“1516 yılının baharında, Yavuz Sultan Selim İstanbul'dan
Anadolu'ya hareket ediyordu. İstikameti nereye olacaktı?
Doğu Azerbaycan'a ilerleyip bir kaç sene önce Çaldıran'da hezimete
uğrattığı Şah İsmail ile tekrar mı karşılaşacaktı? Yoksa belki de
sefere çıkarken planlamadığı bir coğrafyaya mı ilerleyecekti?”
“Orta Doğu'yu ve dünyayı değiştiren yıl: 1516” başlığı ile Beyrut
Amerikan Üniversitesinde düzenlenen 3 günlük akademik konferans,
7-9 Aralık tarihlerinde gerçekleşti.
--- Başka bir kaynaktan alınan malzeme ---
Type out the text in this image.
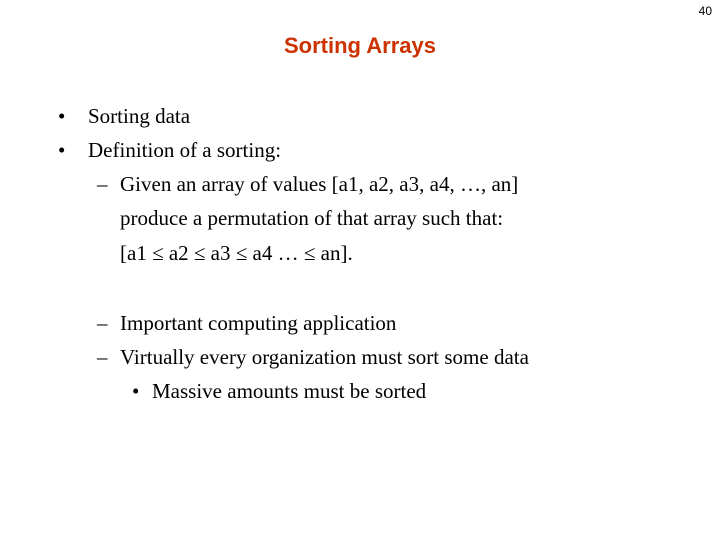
40
Sorting Arrays
• Sorting data
• Definition of a sorting:
– Given an array of values [a1, a2, a3, a4, …, an]
produce a permutation of that array such that:
[a1 ≤ a2 ≤ a3 ≤ a4 … ≤ an].
– Important computing application
– Virtually every organization must sort some data
• Massive amounts must be sorted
Saygın Osmanlı tarihçisi
Abdurrahim Abu Husayin tarafından organize edilen konferans, Yunus
Emre Enstitüsünün katkıları ile gerçekleşti. Konferansta sunum
yapan Türk, Arap ve Batılı akademisyenler, Mercidabık Savaşını
farklı boyutları ile tartıştı. Sadece bölgeye değil, dünya tarihine
önemli bir etkisi olan, büyük siyasi, kültürel ve ekonomik
değişimler getiren bu tarihî an, Beyrut'ta masaya yatırıldı.
Yavuz Sultan Selim ve ordusu Anadolu'da ilerlerken asıl hedefleri
olan Şah İsmail, Tebriz'deydi. Yavuz Sultan Selim'in karşısına
çıkmak gibi bir niyeti de yoktu. Bu sırada Yavuz Sultan Selim ile
Şah İsmail arasında arabuluculuk rolü oynamaya çalışan Memlük
Sultanı Kansu Gavrı ise kendi sonunu hazırlıyordu. Yavuz Sultan
Selim ani bir kararla ordusunun yönünü güney olarak belirledi.
24 Ağustos 1516 günü Memlük Sultanı Kansu Gavrı Halep'e yakın Dabık
kasabasındaydı. 70 yaşındaki Sultan, 15 senedir hükümdarı olduğu
Memlük ordusunun başında savaş meydanında beklerken bir zamanların
en büyük İslam devletlerinden birinin ve kendi hayatının sonunun
yaklaştığını muhtemelen düşünmüyordu.
20.000 civarındaki Memlük askeri savaş alanında görkemli
görünüyordu. Parlak renklerle bezenmiş ipek kaftanları üzerinde
olan askerler ince işçilikle yapılmış altın kaplamalı çelik
kılıçları ile bekliyordu.
Karşılarında ise Yavuz Sultan Selim ve ordusu vardı.